Spontaneous CVD growth of InxGa1-xN/GaN core/shell nanowires for photocatalytic hydrogen generation

InxGa1-xN nanowires (NWs) have drawn great attentions as a promising photocatalyst for H-2 generation via solar water splitting. In this article, m-axial NWs with InxGa1-xN/GaN core/shell structure can be formed spontaneously on the n-type Si (1 1 1) substrate via Ni-assisted chemical vapor deposition (CVD) method. CVD growth conditions were adjusted by tuning the duration and pressure. The microstructures, surface chemistry, and optical properties of the obtained NWs were characterized using various techniques. The growth mechanism is identified as a two-step process. The InxGa1-xN cores with a high density of basal stacking faults were grown by a vapour-liquid-solid (VLS) mode, while the GaN shells were grown on the sidewalls of InxGa1-xN core through a vapor-solid (VS) mode. The photocatalytic activities of the NWs were evaluated by the amount of H-2 generated from water splitting.
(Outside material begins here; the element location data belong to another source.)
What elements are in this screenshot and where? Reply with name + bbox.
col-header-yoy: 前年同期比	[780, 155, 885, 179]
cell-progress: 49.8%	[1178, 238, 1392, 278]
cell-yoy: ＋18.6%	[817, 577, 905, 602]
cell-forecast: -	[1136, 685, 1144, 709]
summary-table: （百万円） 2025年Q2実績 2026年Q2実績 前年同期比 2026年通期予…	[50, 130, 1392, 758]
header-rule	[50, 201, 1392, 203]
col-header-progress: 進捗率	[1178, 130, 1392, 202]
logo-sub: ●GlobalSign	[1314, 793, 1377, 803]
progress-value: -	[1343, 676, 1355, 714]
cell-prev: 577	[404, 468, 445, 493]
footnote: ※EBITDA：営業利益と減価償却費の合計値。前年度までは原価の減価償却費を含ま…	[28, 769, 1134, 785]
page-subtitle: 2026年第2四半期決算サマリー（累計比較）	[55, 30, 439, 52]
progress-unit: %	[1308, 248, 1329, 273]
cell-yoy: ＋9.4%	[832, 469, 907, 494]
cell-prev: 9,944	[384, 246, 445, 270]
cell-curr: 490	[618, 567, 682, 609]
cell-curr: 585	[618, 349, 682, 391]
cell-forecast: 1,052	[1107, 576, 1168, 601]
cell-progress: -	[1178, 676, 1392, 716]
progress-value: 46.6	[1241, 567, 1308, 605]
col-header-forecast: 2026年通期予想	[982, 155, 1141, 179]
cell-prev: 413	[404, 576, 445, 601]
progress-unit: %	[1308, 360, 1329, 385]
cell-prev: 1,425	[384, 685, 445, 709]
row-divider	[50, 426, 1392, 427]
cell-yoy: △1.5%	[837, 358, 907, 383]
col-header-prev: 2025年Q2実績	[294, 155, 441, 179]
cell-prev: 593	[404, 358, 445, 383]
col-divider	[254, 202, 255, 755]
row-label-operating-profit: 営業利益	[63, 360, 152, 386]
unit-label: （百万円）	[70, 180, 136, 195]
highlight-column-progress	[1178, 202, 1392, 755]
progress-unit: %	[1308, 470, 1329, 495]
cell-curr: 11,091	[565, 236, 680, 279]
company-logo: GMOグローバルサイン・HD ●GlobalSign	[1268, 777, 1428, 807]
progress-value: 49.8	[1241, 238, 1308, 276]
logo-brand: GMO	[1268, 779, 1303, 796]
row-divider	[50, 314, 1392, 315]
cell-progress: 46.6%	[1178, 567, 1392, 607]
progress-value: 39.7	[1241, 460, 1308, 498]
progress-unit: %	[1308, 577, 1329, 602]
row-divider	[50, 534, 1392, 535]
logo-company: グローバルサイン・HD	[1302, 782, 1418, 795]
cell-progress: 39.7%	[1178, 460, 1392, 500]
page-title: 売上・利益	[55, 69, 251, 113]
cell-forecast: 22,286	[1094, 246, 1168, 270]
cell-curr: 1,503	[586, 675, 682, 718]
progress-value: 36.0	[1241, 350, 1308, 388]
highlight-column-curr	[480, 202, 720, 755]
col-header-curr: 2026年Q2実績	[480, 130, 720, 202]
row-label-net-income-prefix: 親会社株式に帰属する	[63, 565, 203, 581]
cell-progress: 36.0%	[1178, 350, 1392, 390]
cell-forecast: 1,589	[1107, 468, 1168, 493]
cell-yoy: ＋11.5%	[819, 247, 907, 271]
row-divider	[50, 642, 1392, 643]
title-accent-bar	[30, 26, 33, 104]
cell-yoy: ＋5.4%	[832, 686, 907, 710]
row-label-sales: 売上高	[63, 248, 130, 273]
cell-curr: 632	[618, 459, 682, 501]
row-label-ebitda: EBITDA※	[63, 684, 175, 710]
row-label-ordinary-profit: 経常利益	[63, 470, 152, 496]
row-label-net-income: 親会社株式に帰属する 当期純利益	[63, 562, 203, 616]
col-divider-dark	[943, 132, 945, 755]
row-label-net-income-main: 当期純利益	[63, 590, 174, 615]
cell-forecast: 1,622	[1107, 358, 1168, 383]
A thicker GaN shell was revealed to decrease the photoactivity by hindering the charge separation and transfer of electron-hole pairs generated inside the InxGa1-xN cores. A strategy can be proposed to improve the photocatalytic performance of NWs by terminating the VS growth of the GaN shells during the CVD process.

Automated summary

InxGa1-xN nanowires with core/shell structure grown on n-type Si substrate by Ni-assisted CVD method were studied for their photocatalytic properties. Thicker GaN shell was found to reduce photoactivity, and a strategy to improve performance was proposed.